Jitterbit: replace a non-breaking space
07 Oct 2022
Some visitor typed a non-breaking space into their address when filling out a form. 123 Sun St, New York, NY 10001
is just 30 characters long, but as I tried to data-load an address into an Oracle VARCHAR2(30)
-typed column (THE_ADDRESS
) with Jitterbit, Oracle complained: ORA-12899: value too large for column ... (actual: 31, maximum: 30)
. Jitterbit logs showed the actual address submitted in my flat-file source column “address
” as 123 Sun St, New York, NY 10001
.
“Allow truncation of character fields to avoid field length errors” was already checked on the database target side of the Jitterbit transformation … so what was this all about?
I looked up “ 
” and found out it’s the non-breaking space character.
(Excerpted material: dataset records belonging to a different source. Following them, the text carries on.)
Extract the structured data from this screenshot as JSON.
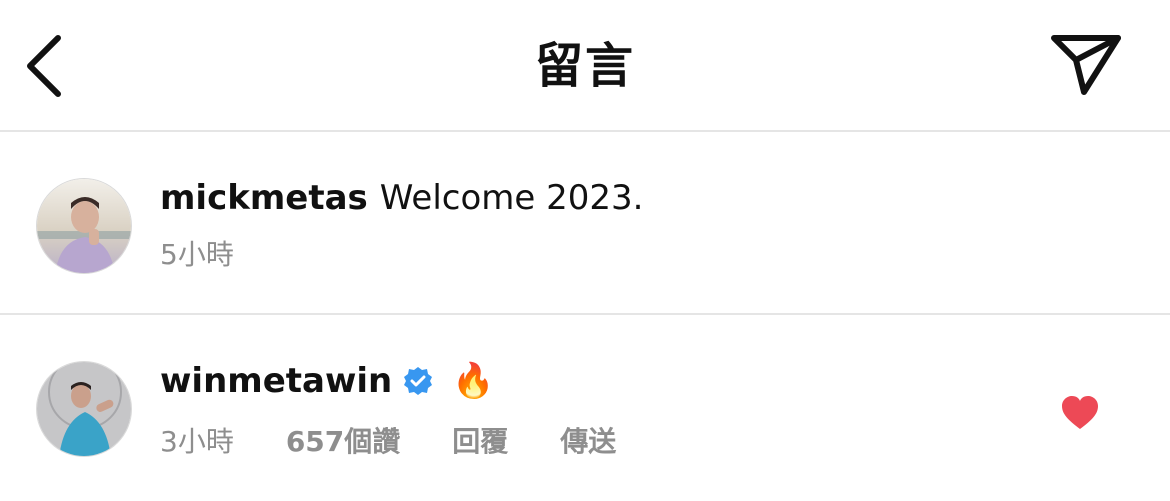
{
  "header": {
    "title": "留言",
    "back_icon": "chevron-left-icon",
    "send_icon": "paper-plane-icon"
  },
  "comments": [
    {
      "username": "mickmetas",
      "text": "Welcome 2023.",
      "time": "5小時",
      "verified": false
    },
    {
      "username": "winmetawin",
      "text": "🔥",
      "time": "3小時",
      "likes": "657個讚",
      "reply_label": "回覆",
      "send_label": "傳送",
      "verified": true,
      "liked": true
    }
  ],
  "colors": {
    "verified_blue": "#3897f0",
    "heart_red": "#ed4956",
    "meta_gray": "#8e8e8e",
    "divider": "#e5e5e5"
  }
}
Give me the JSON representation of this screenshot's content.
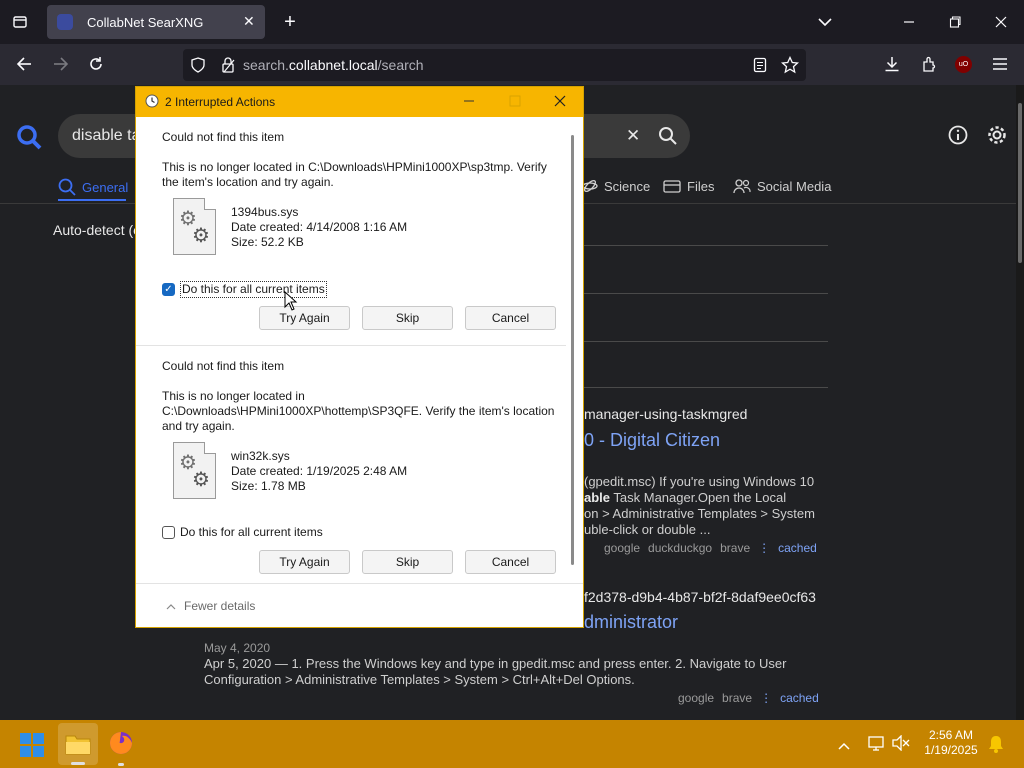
{
  "browser": {
    "tab_title": "CollabNet SearXNG",
    "url_prefix": "search.",
    "url_domain": "collabnet.local",
    "url_path": "/search"
  },
  "search": {
    "query": "disable ta",
    "categories": [
      {
        "label": "General",
        "icon": "magnifier-icon"
      },
      {
        "label": "Science",
        "icon": "science-icon"
      },
      {
        "label": "Files",
        "icon": "files-icon"
      },
      {
        "label": "Social Media",
        "icon": "people-icon"
      }
    ],
    "autodetect": "Auto-detect (e"
  },
  "results": [
    {
      "url_tail": "manager-using-taskmgred",
      "title_tail": "0 - Digital Citizen",
      "snippet_lines": [
        "(gpedit.msc) If you're using Windows 10",
        "able Task Manager.Open the Local",
        "on > Administrative Templates > System",
        "uble-click or double ..."
      ],
      "engines": [
        "google",
        "duckduckgo",
        "brave"
      ],
      "cached": "cached"
    },
    {
      "url_tail": "f2d378-d9b4-4b87-bf2f-8daf9ee0cf63",
      "title_tail": "dministrator",
      "date": "May 4, 2020",
      "snippet_lines": [
        "Apr 5, 2020 — 1. Press the Windows key and type in gpedit.msc and press enter. 2. Navigate to User",
        "Configuration > Administrative Templates > System > Ctrl+Alt+Del Options."
      ],
      "engines": [
        "google",
        "brave"
      ],
      "cached": "cached"
    }
  ],
  "dialog": {
    "title": "2 Interrupted Actions",
    "items": [
      {
        "heading": "Could not find this item",
        "message": "This is no longer located in C:\\Downloads\\HPMini1000XP\\sp3tmp. Verify the item's location and try again.",
        "file_name": "1394bus.sys",
        "date_created": "Date created: 4/14/2008 1:16 AM",
        "size": "Size: 52.2 KB",
        "checkbox_label": "Do this for all current items",
        "checkbox_checked": true,
        "try_again": "Try Again",
        "skip": "Skip",
        "cancel": "Cancel"
      },
      {
        "heading": "Could not find this item",
        "message_line1": "This is no longer located in",
        "message_line2": "C:\\Downloads\\HPMini1000XP\\hottemp\\SP3QFE. Verify the item's location",
        "message_line3": "and try again.",
        "file_name": "win32k.sys",
        "date_created": "Date created: 1/19/2025 2:48 AM",
        "size": "Size: 1.78 MB",
        "checkbox_label": "Do this for all current items",
        "checkbox_checked": false,
        "try_again": "Try Again",
        "skip": "Skip",
        "cancel": "Cancel"
      }
    ],
    "fewer_details": "Fewer details"
  },
  "taskbar": {
    "time": "2:56 AM",
    "date": "1/19/2025"
  },
  "colors": {
    "dialog_title_bar": "#f7b500",
    "taskbar": "#c58400",
    "link_blue": "#7ea3f5",
    "check_blue": "#1669c2"
  }
}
Somehow, Jitterbit was reading the non-breaking space character as only 1 character but the database was complaining, “No, that’s 2 characters.”
No worries! It’s just a non-breaking space in a single-line address … it can’t be that big of a deal … I’ll just replace it with an ordinary space.
Here’s my original transformation of data on its way into THE_ADDRESS
– that is to say, there wasn’t anything special about it.
<trans>
address
</trans>
Problem is, “ 
” is merely the way Jitterbit decided to represent the non-breaking space when e-mailing me. It wasn’t clear how to grab it when configuring my transformation of address
into THE_ADDRESS
so that I could replace it with an ordinary space.
In the end, I came up with this: convert the whole address into Hex.
Using Jitterbit’s Script Pad, I was able to validate that the output of this:
<trans>
StringToHex("123 Sun St, New York, NY 10001");
</trans>
Is this:
3132332053756e2053742c204e657720596f726b2c204e59203130303031
But the output of this, when I loaded the file that wasn’t working in as sample data for Jitterbit:
<trans>
StringToHex(address);
</trans>
Was this:
3132332053756e2053742c204e657720596f726b2c204e59c382c2a03130303031
Comparing the two in Notepad++, I was able to see that the difference was “20
” for an ordinary space vs. “c382c2a0
” for the non-breaking one. _(Hint: most of the time, 1 character in “plain” text will be 2 digits of “hexified” text. So I had a pretty good guess counting backwards from the end by 10 digits, chopping off “3130303031”)
Since StringToHex(...)
technically just returns a string made up of numbers, but it’s still a string, I could do Replace()
on it.
And then I could HexToString
it back into 123 Sun St, New York, NY 10001
, which Jitterbit and Oracle agree is only 30 characters.
So the final transformation of data on its way into Oracle’s THE_ADDRESS
field is now:
<trans>
// So there is this one really nuisance address with non-breaking spaces -- we'll just tidy it up here.
// Replace non-breaking spaces with ordinary spaces
spaceclean = HexToString(Replace(StringToHex(address), 'c382c2a0', '20'));
// Return cleaned data
spaceclean;
</trans>